I do not speak for all Narcoleptics but I do know that many suffer from feeling guilt related to their narcolepsy. Now, as I was saying...
I feel guilt. I am not doing enough. I am not happy enough. I am not trying hard enough. I am not sleeping enough. I am not exercising enough. I am not promoting my business enough. I am not cleaning enough. I am not being social enough. I am not working on myself enough. I'm not reaching out to my friends enough. It's never enough.... I feel like I am a burden to those around me. I have goals, dreams, ideas, interests, that to do list and the motivation to do it but I am trapped in this broken body. It's frustrating. It's more than frustrating. It's heart crushing. I feel guilty that I am the way I am. I feel guilty that I am not pleasant to be around (the majority of the time). I feel guilty that I flake on plans because I am too tired. I feel guilty that I did absolutely nothing productive today. I feel guilty that I need so much help lately. I feel guilty that my emotions can get the best of me and at the drop of a hat I start crying, or get angry for no apparent reason. I feel guilty that I can't be more spontaneous and fun. I could go on but I think I made my point.

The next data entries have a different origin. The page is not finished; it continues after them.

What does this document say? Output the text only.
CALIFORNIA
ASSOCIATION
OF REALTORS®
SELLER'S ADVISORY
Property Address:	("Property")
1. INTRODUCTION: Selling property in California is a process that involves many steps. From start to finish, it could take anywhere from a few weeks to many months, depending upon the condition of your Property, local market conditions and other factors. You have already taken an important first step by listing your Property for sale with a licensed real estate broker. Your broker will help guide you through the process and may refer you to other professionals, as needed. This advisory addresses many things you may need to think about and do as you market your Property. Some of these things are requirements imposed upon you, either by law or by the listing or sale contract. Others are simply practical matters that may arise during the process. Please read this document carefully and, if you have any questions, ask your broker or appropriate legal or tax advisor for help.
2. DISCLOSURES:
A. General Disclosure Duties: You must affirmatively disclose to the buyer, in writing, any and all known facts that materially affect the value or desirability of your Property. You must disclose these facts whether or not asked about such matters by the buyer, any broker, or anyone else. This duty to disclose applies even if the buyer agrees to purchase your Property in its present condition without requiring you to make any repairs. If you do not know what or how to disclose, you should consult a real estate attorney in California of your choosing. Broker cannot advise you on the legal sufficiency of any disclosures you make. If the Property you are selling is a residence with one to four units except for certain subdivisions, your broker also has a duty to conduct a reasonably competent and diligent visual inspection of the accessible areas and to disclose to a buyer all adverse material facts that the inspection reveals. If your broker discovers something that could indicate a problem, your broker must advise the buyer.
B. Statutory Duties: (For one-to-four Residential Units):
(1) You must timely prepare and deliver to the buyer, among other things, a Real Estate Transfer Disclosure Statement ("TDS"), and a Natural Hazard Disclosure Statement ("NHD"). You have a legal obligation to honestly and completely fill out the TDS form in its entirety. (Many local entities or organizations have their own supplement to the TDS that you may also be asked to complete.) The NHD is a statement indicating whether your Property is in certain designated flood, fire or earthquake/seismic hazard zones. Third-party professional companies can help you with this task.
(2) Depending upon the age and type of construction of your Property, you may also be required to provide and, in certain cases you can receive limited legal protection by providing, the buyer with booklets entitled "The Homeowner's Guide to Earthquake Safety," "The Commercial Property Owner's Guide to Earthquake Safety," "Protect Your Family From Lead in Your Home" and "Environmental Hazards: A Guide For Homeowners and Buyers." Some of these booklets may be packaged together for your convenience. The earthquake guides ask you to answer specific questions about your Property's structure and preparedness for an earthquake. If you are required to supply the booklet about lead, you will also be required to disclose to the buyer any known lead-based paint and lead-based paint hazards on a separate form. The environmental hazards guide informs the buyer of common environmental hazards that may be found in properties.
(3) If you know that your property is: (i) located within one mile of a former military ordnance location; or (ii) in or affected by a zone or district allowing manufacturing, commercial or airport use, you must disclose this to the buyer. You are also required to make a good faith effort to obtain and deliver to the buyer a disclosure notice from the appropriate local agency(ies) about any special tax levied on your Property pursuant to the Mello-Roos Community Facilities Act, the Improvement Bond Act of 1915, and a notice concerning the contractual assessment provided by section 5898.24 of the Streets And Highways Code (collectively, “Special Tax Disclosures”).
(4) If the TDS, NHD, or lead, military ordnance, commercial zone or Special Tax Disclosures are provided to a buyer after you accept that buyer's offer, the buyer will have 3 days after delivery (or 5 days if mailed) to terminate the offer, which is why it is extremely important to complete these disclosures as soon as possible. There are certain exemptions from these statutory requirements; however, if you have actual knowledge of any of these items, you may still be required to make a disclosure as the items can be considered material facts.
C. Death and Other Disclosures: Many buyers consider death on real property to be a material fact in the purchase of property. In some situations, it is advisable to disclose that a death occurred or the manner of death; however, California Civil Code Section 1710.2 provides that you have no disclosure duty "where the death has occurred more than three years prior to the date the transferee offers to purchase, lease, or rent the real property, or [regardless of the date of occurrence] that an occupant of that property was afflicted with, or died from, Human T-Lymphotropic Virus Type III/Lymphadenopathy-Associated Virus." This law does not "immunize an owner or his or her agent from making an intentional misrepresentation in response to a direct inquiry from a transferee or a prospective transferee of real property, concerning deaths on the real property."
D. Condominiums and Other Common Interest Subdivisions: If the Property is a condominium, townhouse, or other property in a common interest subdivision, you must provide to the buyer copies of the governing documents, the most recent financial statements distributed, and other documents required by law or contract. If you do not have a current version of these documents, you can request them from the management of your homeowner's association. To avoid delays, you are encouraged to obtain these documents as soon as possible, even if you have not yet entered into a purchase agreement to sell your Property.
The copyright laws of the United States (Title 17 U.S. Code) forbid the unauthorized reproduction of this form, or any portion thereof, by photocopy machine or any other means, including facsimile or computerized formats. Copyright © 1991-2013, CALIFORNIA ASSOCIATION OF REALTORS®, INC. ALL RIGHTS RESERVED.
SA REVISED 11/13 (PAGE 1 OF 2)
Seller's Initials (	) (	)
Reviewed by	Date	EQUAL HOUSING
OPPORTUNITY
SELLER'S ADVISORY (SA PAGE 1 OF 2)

I have lost many friends because of something related to my Narcolepsy. I have even lost myself a couple times. To be more fun and outgoing I would go out drinking...At first it was great (or so I thought) I came to life! I was happy, talkative, had energy, laughed and was fun to be around. This has been said to me on multiple occasions "Uh oh, Nora is quiet and being a wallflower, she hasn't started drinking yet!" Ultimately, I relied too heavily on drinking to the point where it took a turn for the very bad. Fast fact; Narcolepsy causes issues with metabolism. So I would be drinking and I would be fine, buzzed, tipsy, tipsy, BLACK OUT DRUNK. It came out of nowhere and it was bad. It took me awhile to finally recognize that I was no longer going out to have fun but I was going out to be someone else so it came to an end and my number of friends dwindled even more.
So what was the point of this blog?
I feel guilt because of what Narcolepsy does to me.
I feel guilty because of what my disease does to me.
I feel like I am not enough because of Narcolepsy.
I feel like a burden because of my Narcolepsy.
When I say it like that, it sounds a bit ridiculous. So that is a relief.
As I continue down the path of working with my Narcolepsy (instead of against) I have a feeling that all these feelings of guilt and shame will turn into feelings of understanding and compassion. I also have hope that the further down the path I go, the brighter and happier I will become.
Which reminds me, here is an update in regards to where I currently am in my journey.
Tomorrow will be day one of nuvigil.
No more 70mg of vyvanse.
The only stimulant I will be on as needed (not daily) 5mg of adderall.
I am terrified. So terrified that I am crying right now.
But I am doing this and I am giving it all that I got.